La baisse du tonnage national – avec le risque de fragilisation de toute la filière – est l’autre inconvénient de l’exportation illicite du cajou. La production ghanéenne qui avoisine à peine les 70.000 tonnes est gonflée à plus de 330.000 tonnes par les énormes quantités qui viennent frauduleusement de la Côte d’Ivoire. Sur le marché international, cela donne également au Ghana une surcote au niveau du label qualité, au détriment du 1er producteur mondial.
« Tolérance zéro » en 2020
Pour la traite 2020, aucun kilogramme de noix de cajou ne doit sortir de la Côte d’Ivoire par ses frontières terrestres pour être indûment vendu chez les voisins. C’est le pari que veut tenir le 1er producteur mondial d’or gris. Et c’est un défi personnel pour Kobenan Kouassi Adjoumani, porté à la tête du ministère de l’Agriculture et du développement rural en septembre 2019. L’enjeu en vaut la chandelle pour lui.
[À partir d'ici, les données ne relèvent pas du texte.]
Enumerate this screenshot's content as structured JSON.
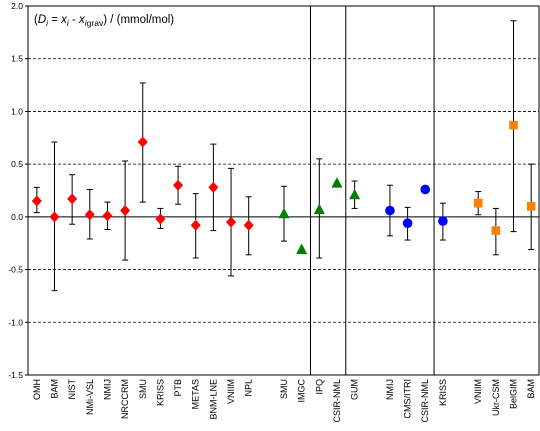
{
  "chart_data": {
    "type": "scatter",
    "title_parts": [
      {
        "t": "(",
        "italic": false,
        "sub": false
      },
      {
        "t": "D",
        "italic": true,
        "sub": false
      },
      {
        "t": "i",
        "italic": true,
        "sub": true
      },
      {
        "t": " = ",
        "italic": false,
        "sub": false
      },
      {
        "t": "x",
        "italic": true,
        "sub": false
      },
      {
        "t": "i",
        "italic": true,
        "sub": true
      },
      {
        "t": " - ",
        "italic": false,
        "sub": false
      },
      {
        "t": "x",
        "italic": true,
        "sub": false
      },
      {
        "t": "i",
        "italic": true,
        "sub": true
      },
      {
        "t": "grav",
        "italic": false,
        "sub": true
      },
      {
        "t": ") / (mmol/mol)",
        "italic": false,
        "sub": false
      }
    ],
    "ylim": [
      -1.5,
      2.0
    ],
    "yticks": [
      "2.0",
      "1.5",
      "1.0",
      "0.5",
      "0.0",
      "-0.5",
      "-1.0",
      "-1.5"
    ],
    "yticks_values": [
      2.0,
      1.5,
      1.0,
      0.5,
      0.0,
      -0.5,
      -1.0,
      -1.5
    ],
    "dashed_grid_values": [
      1.5,
      1.0,
      0.5,
      -0.5,
      -1.0
    ],
    "separators_after_index": [
      14,
      16,
      20
    ],
    "categories": [
      "OMH",
      "BAM",
      "NIST",
      "NMi-VSL",
      "NMIJ",
      "NRCCRM",
      "SMU",
      "KRISS",
      "PTB",
      "METAS",
      "BNM-LNE",
      "VNIIM",
      "NPL",
      "SMU",
      "IMGC",
      "IPQ",
      "CSIR-NML",
      "GUM",
      "NMIJ",
      "CMS/ITRI",
      "CSIR-NML",
      "KRISS",
      "VNIIM",
      "Ukr-CSM",
      "BelGIM",
      "BAM"
    ],
    "slot_positions": [
      0,
      1,
      2,
      3,
      4,
      5,
      6,
      7,
      8,
      9,
      10,
      11,
      12,
      14,
      15,
      16,
      17,
      18,
      20,
      21,
      22,
      23,
      25,
      26,
      27,
      28
    ],
    "series": [
      {
        "marker": "diamond",
        "color": "#ff0000",
        "indices": [
          0,
          1,
          2,
          3,
          4,
          5,
          6,
          7,
          8,
          9,
          10,
          11,
          12
        ],
        "values": [
          0.15,
          0.0,
          0.17,
          0.02,
          0.01,
          0.06,
          0.71,
          -0.02,
          0.3,
          -0.08,
          0.28,
          -0.05,
          -0.08
        ],
        "err_low": [
          0.04,
          -0.7,
          -0.07,
          -0.21,
          -0.12,
          -0.41,
          0.14,
          -0.11,
          0.12,
          -0.39,
          -0.13,
          -0.56,
          -0.36
        ],
        "err_high": [
          0.28,
          0.71,
          0.4,
          0.26,
          0.14,
          0.53,
          1.27,
          0.08,
          0.48,
          0.22,
          0.69,
          0.46,
          0.19
        ]
      },
      {
        "marker": "triangle",
        "color": "#008000",
        "indices": [
          13,
          14,
          15,
          16,
          17
        ],
        "values": [
          0.03,
          -0.31,
          0.07,
          0.32,
          0.21
        ],
        "err_low": [
          -0.23,
          -0.31,
          -0.39,
          0.32,
          0.08
        ],
        "err_high": [
          0.29,
          -0.31,
          0.55,
          0.32,
          0.34
        ]
      },
      {
        "marker": "circle",
        "color": "#0000ff",
        "indices": [
          18,
          19,
          20,
          21
        ],
        "values": [
          0.06,
          -0.06,
          0.26,
          -0.04
        ],
        "err_low": [
          -0.18,
          -0.22,
          0.26,
          -0.22
        ],
        "err_high": [
          0.3,
          0.09,
          0.26,
          0.13
        ]
      },
      {
        "marker": "square",
        "color": "#ff7f00",
        "indices": [
          22,
          23,
          24,
          25
        ],
        "values": [
          0.13,
          -0.13,
          0.87,
          0.1
        ],
        "err_low": [
          0.02,
          -0.36,
          -0.14,
          -0.31
        ],
        "err_high": [
          0.24,
          0.08,
          1.86,
          0.5
        ]
      }
    ]
  }
}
Pour cause, il est lui-même de l’Est du pays, précisément de Gontougo, la région d’où fuit le plus les noix de cajou vers le Ghana.
Le ministre est monté au créneau. Accompagné du directeur du CCA, c’est au pas de course qu’il a sillonné, du 30 janvier au 1er février, les 3 régions productrices de l’Est : Indénié-Djuablin, Gontougo et Bounkani. Et 6 villes visitées : Agnibilékrou, Koun-Fao, Bouna, Assuéfry, Bondoukou et Tanda. L’objectif étant le même : sensibiliser les populations et les acteurs locaux de la filière anacarde sur l’interdiction d’exporter les noix brutes par les voies terrestres, conformément à l’article 10 du décret 2013-810 du 26 novembre 2013. Cette loi est complétée par l’ordonnance 2018-437 du 3 mai 2018 portant répression de la commercialisation et de l’exportation illicites des produits agricoles.
À chaque étape de la tournée, Kobenan Kouassi Adjoumani a sifflé la fin de la récréation en tenant un langage de fermeté. Non sans relever les sanctions encourues par les trafiquants. « Il y a une loi sous forme d’ordonnance qui a été prise. Elle dit que celui qui sera arrêté en train de faire du trafic d’anacarde sera mis en prison et sa cargaison va être vendue », a-t-il martelé. « Je suis venu vous parler. À partir d’aujourd’hui, faisons attention ! Il y a une loi qui est derrière nous », a insisté le ministre de l’Agriculture.
Du corps préfectoral aux forces de sécurité (gendarmes, policiers, douaniers, etc.) en passant par les populations, chacun a eu sa dose de vérité de l’envoyé du gouvernement. « Regardons tout ce que le président de la République accomplit dans notre région en termes de développement. Presque tous les villages sont électrifiés et d’autres grands projets sont prévus. Mais pour les réaliser, il faut de l’argent, alors que nous continuons d’acheminer frauduleusement nos produits vers le Ghana. Cela cause un gros manque à gagner aussi bien pour la région que pour l’économie ivoirienne. Je vous exhorte à abandonner cette pratique et le gouvernement fera sa part », a appelé le ministre, à Assuéfry, ville sise à quelques encablures du Ghana. « Cette année, ça sera tolérance zéro pour tous les acteurs », a renchéri le directeur général du Conseil du coton et de l’anacarde. Adama Coulibaly a exhorté au « patriotisme économique » de tous.
Dans les localités visitées, les producteurs ont exprimé leur souhait de voir à la hausse cette année le prix bord champ du kilogramme d’anacarde que ceux des années précédentes.